A Return to Belligerence in North Korea

Last week saw a carefully choreographed and copiously photographed ascent of North Korean dictator Kim Jong Un on a majestic white horse up a snowy, wooded path on Mount Paektu. In “the cult of the Kims,” the effective nationalist religion of North Korea, the tall mountain is considered the birthplace of the father of the current “Supreme Leader.”

Kim’s father was actually born in a Soviet military base near Khabarovsk, in southeastern Russia. But North Korean leaders’ assertions, whether about biographical matters, diplomatic ones or military ones, are all to be taken with generous doses of salt.

Which is part of the reason why successive American administrations since the 1953 armistice that ended active fighting in the Korean War have been regularly frustrated and alarmed by the hermit kingdom’s declarations and actions.

There was cautious hope in recent months that some meaningful curbing of the North Korean dictatorship’s belligerence and nuclear advancement might be in the offing.

After a blustery exchange between Kim and President Trump in 2017, when the two exchanged personal insults and threatened to obliterate one another’s countries, both men seemed to settle into a more friendly mode.

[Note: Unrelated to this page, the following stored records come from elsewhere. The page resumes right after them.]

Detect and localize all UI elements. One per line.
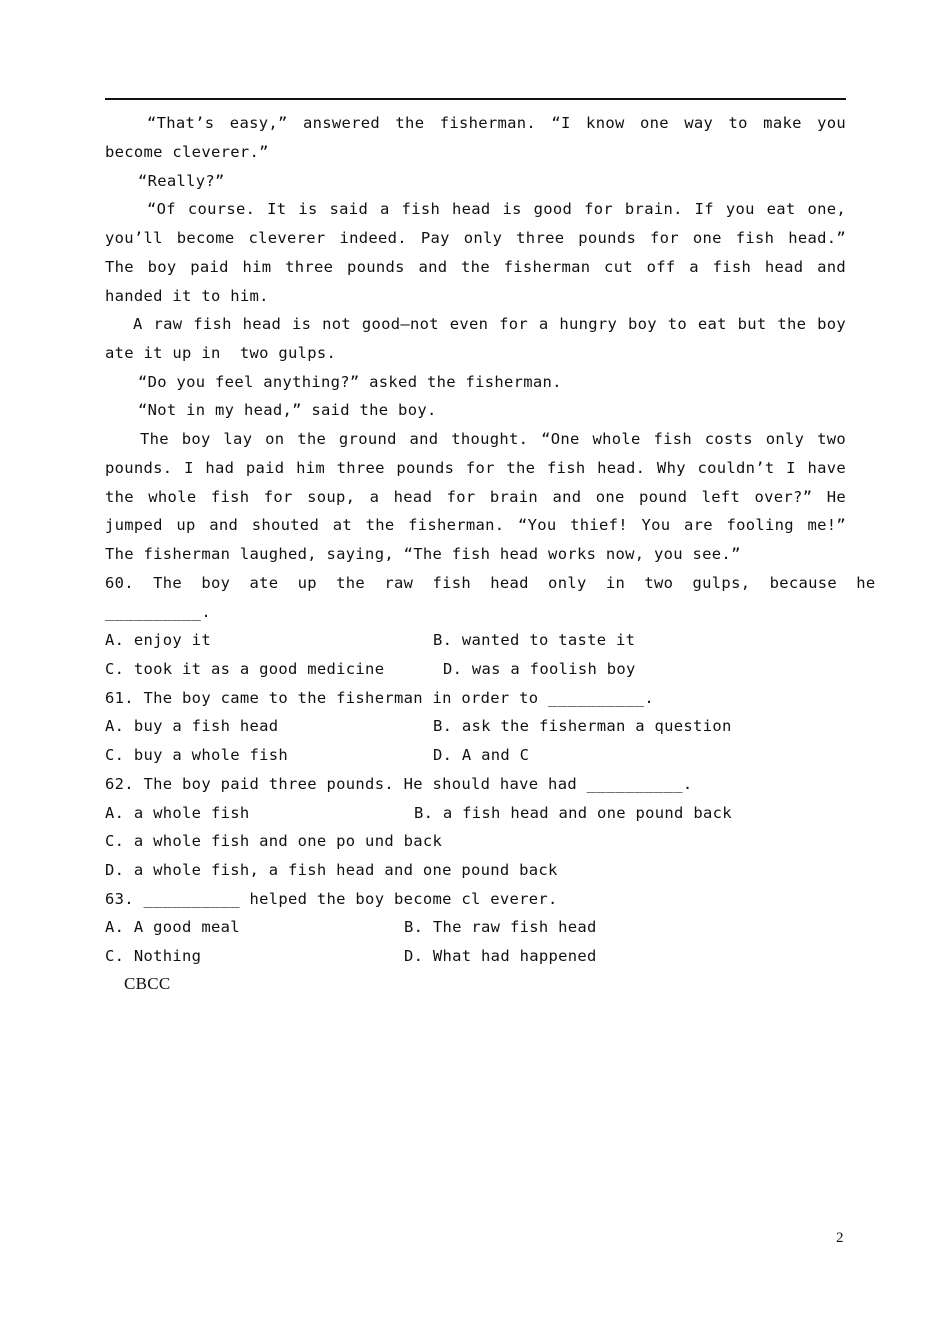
- question-63-stem: 63. __________ helped the boy become cl everer.: [105, 890, 558, 908]
- story-line: you’ll become cleverer indeed. Pay only three pounds for one fish head.”: [105, 229, 846, 247]
- header-rule: [105, 98, 846, 100]
- q62-option-b: B. a fish head and one pound back: [414, 804, 732, 822]
- story-line: “Not in my head,” said the boy.: [138, 401, 437, 419]
- q62-option-a: A. a whole fish: [105, 804, 250, 822]
- story-line: handed it to him.: [105, 287, 269, 305]
- story-line: “That’s easy,” answered the fisherman. “I know one way to make you: [147, 114, 846, 132]
- question-62-stem: 62. The boy paid three pounds. He should have had __________.: [105, 775, 693, 793]
- q61-option-a: A. buy a fish head: [105, 717, 279, 735]
- story-line: the whole fish for soup, a head for brain and one pound left over?” He: [105, 488, 846, 506]
- q63-option-a: A. A good meal: [105, 918, 240, 936]
- q60-option-a: A. enjoy it: [105, 631, 211, 649]
- story-line: “Of course. It is said a fish head is good for brain. If you eat one,: [147, 200, 846, 218]
- page-number: 2: [836, 1230, 844, 1246]
- question-60-blank: __________.: [105, 603, 211, 621]
- q60-option-b: B. wanted to taste it: [433, 631, 636, 649]
- story-line: ate it up in two gulps.: [105, 344, 337, 362]
- question-60-stem: 60. The boy ate up the raw fish head only in two gulps, because he: [105, 574, 876, 592]
- q61-option-c: C. buy a whole fish: [105, 746, 289, 764]
- q60-option-d: D. was a foolish boy: [443, 660, 636, 678]
- q62-option-d: D. a whole fish, a fish head and one pound back: [105, 861, 558, 879]
- story-line: The boy lay on the ground and thought. “One whole fish costs only two: [140, 430, 846, 448]
- story-line: “Really?”: [138, 172, 225, 190]
- story-line: pounds. I had paid him three pounds for the fish head. Why couldn’t I have: [105, 459, 846, 477]
- q62-option-c: C. a whole fish and one po und back: [105, 832, 443, 850]
- story-line: jumped up and shouted at the fisherman. “You thief! You are fooling me!”: [105, 516, 846, 534]
- answer-key: CBCC: [124, 974, 171, 993]
- q63-option-d: D. What had happened: [404, 947, 597, 965]
- story-line: “Do you feel anything?” asked the fisherman.: [138, 373, 562, 391]
- story-line: A raw fish head is not good—not even for a hungry boy to eat but the boy: [133, 315, 846, 333]
- q61-option-b: B. ask the fisherman a question: [433, 717, 732, 735]
- q61-option-d: D. A and C: [433, 746, 530, 764]
- q63-option-c: C. Nothing: [105, 947, 202, 965]
- story-line: The fisherman laughed, saying, “The fish head works now, you see.”: [105, 545, 741, 563]
- story-line: The boy paid him three pounds and the fisherman cut off a fish head and: [105, 258, 846, 276]
- question-61-stem: 61. The boy came to the fisherman in order to __________.: [105, 689, 655, 707]
- story-line: become cleverer.”: [105, 143, 269, 161]
- q63-option-b: B. The raw fish head: [404, 918, 597, 936]
- q60-option-c: C. took it as a good medicine: [105, 660, 385, 678]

The following year, the president and the dictator even met, and signed a historic agreement reaffirming the North’s commitment to the 2017 Panmunjom Declaration pledging North and South Korea to work towards denuclearizing the Korean Peninsula. Mr. Trump subsequently announced that war game exercises between the U.S. and South Korean militaries would end.

And, just over a year ago, the leaders of North and South Korea clasped their hands on the selfsame Mount Paektu of the recent Kim photo shoot, expressing the hope that they would be able to come to some kind of an agreement to finally and truly end the Korean conflict.

But things have now reverted back to belligerence.

Kim Jong Un’s latest horseback outing, commemorated in 71 official photographs, was sending an unmistakable message, not only to the dictator’s subjects but to the U.S. and international community, that he is a worthy heir to his glorious ancestors and a fearless leader unwilling to be cowed by the West.

Making that clear was the official state media’s accompanying the photos of the mountain ride with a quotation from the rider himself, declaring that “the imperialists and class enemies [are making] a more frantic attempt to undermine the ideological, revolutionary and class positions of our Party.”

The statement added that the North Korean leader was preparing his people for “the harshness and protracted character of our revolution.”

It is noteworthy that Kim made a similar grand display of equestrianism on Mount Paektu in 2013, just two weeks before he executed Jang Song-Thaek, ​his uncle and second-in-command. And that he visited the site again in December 2017, shortly after his country successfully launched an intercontinental ballistic missile and declared itself a nuclear power.

So the recent show of horsemanship is being nervously regarded by some as not only an act of egotism but as a possible signal, too, of some impending action.

North Korea has issued several bellicose statements toward the U.S. in recent weeks, and has also conducted a number of short-range missile tests.

For his part, President Trump, at the NATO summit in London last week, said he has a “good relationship” with the North Korean leaders, but noted how Kim “really likes sending rockets up, doesn’t he?” and resurrected his nickname for the other leader. “That’s why,” the president continued, “I call him Rocket Man.”

North Korean Vice Foreign Minister Choe Son Hui responded that her ministry “cannot contain its displeasure” at Mr. Trump’s remarks and warned that if the president continues to treat Kim badly, he “will again show the senility of a dotard” — threatening, in effect, to resurrect Kim’s own previous insult of Mr. Trump.

A renewed battle of personal invective, obviously, isn’t anyone’s major concern. What it might come to signal, though, most certainly is: A renewed push by North Korea to advance its nuclear weapons and long-range missile programs — and their possible use.

When asked by reporters about North Korea’s continued missile tests on Tuesday, Mr. Trump said that the U.S. has the most powerful military in the world and that he would use it against Kim’s regime “if we have to.”

In response, North Korean Central News Agency quoted army chief of staff Pak Jong Chon as saying that Kim was “displeased” with the president’s “undesirable remarks,” and warning that “the use of armed forces is not the privilege of the U.S. only.”

Like the Kim family legends, much of the bluster emanating from North Korea is disconnected from reality. But it behooves our country to keep a close eye on the famously repressive and bellicose North Korean leadership, which, after all, controls an arsenal of nuclear weapons and is still, technically, at war with its southern neighbor, a U.S. ally.